Nord has a very small cast: scenes rarely, if ever, consist of more than three characters. Norway’s desolate, snowswept, winter landscape is beautiful and as it becomes ever more prominent towards the end of the film – including the gorgeous shots of either a snowmobile or a skier on the clean, white mountainsides – the film finds direct influences or indirect commentary on the events on the ground. A particularly striking moment occurs when the northern lights appear above a lonely shack in the snow while Jomar recounts the day of his skiing accident.

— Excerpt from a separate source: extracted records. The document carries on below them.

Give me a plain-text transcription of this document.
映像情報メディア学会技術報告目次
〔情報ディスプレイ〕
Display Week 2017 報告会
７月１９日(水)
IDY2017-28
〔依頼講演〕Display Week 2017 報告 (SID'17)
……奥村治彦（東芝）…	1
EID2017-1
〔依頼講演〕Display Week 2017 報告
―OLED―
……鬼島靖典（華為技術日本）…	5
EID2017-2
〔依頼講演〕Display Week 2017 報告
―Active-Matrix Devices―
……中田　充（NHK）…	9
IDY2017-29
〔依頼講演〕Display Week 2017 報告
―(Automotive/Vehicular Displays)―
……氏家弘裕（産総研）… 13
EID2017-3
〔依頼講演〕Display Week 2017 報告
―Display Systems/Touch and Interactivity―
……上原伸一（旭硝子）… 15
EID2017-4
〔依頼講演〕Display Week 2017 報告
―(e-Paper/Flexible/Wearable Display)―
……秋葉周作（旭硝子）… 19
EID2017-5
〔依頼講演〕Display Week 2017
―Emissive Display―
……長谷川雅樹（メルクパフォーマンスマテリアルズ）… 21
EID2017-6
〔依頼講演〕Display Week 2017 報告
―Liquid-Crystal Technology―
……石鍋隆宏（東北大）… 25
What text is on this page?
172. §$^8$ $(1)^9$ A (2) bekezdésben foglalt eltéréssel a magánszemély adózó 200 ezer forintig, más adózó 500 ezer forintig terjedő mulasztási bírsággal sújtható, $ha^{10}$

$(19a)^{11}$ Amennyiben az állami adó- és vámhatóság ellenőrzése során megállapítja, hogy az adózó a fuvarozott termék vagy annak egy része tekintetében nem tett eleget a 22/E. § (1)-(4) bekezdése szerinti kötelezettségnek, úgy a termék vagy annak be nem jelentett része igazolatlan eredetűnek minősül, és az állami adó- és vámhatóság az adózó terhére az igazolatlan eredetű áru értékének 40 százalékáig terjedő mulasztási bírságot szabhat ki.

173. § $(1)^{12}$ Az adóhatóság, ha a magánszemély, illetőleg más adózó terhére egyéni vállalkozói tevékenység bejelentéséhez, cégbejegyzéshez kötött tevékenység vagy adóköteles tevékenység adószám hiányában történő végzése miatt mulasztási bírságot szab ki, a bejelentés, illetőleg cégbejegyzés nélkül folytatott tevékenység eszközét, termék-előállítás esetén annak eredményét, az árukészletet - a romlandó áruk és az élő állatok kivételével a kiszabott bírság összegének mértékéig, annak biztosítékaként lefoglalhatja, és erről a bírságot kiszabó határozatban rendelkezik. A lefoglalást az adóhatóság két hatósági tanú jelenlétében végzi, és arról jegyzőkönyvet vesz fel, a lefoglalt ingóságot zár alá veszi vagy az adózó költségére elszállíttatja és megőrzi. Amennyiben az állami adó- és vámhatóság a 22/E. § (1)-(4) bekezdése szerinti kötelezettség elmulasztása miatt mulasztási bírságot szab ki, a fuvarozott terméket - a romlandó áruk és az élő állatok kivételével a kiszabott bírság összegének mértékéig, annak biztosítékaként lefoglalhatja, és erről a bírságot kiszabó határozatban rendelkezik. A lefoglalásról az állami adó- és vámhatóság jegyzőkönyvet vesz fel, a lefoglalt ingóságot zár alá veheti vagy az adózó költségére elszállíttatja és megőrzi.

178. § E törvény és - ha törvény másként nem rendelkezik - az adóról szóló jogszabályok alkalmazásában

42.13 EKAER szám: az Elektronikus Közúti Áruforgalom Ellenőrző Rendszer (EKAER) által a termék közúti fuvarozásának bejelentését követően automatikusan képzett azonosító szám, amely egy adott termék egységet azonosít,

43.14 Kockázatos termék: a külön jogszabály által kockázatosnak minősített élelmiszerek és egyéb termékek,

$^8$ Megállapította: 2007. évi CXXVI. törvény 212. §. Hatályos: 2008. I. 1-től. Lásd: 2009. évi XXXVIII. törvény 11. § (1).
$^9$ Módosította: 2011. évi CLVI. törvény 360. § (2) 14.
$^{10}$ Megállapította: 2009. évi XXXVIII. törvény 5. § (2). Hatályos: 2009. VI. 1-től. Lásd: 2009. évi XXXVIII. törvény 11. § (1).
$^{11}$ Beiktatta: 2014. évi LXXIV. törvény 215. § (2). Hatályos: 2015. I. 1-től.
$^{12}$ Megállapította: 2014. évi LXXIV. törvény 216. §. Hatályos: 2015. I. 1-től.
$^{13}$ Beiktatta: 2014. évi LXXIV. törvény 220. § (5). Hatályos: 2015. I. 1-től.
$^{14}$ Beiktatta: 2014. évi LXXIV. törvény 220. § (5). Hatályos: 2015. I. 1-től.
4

These characters that Jomar encounters on his journey up north prepare him, in subtle ways, to face the rest of the journey and also demonstrates that he has a good heart that has been numbed but not broken by recent experiences. He meets a teenage girl, Lotte, who is slightly abrasive in the way that most teenage girls are, but never annoying; she has her own problems of isolation. When Jomar’s snowmobile breaks down he is saved by Ulrik, barely out of his teens, who is always suspicious that Jomar might be gay – a sign that Ulrik might be a little confused about himself. And finally, close to his destination of the Tamok Valley, he finds an old Sami man who spends his days in a big tent, having chained himself to his snowmobile.

The film consistently ensures that the viewers have a smile on their faces, and the cinematography does an admirable job of capturing the beauty of Norway. I was somewhat disappointed that the meeting between Jomar and Lotte, the teenage girl, was omitted, and we do not share much of Jomar’s perspective on the bleak wilderness around him, but the sad music (mostly strings, though one memorable moment is provided thanks to the Norwegian band “Kaizers Orchestra”) sets exactly the right tone for the story.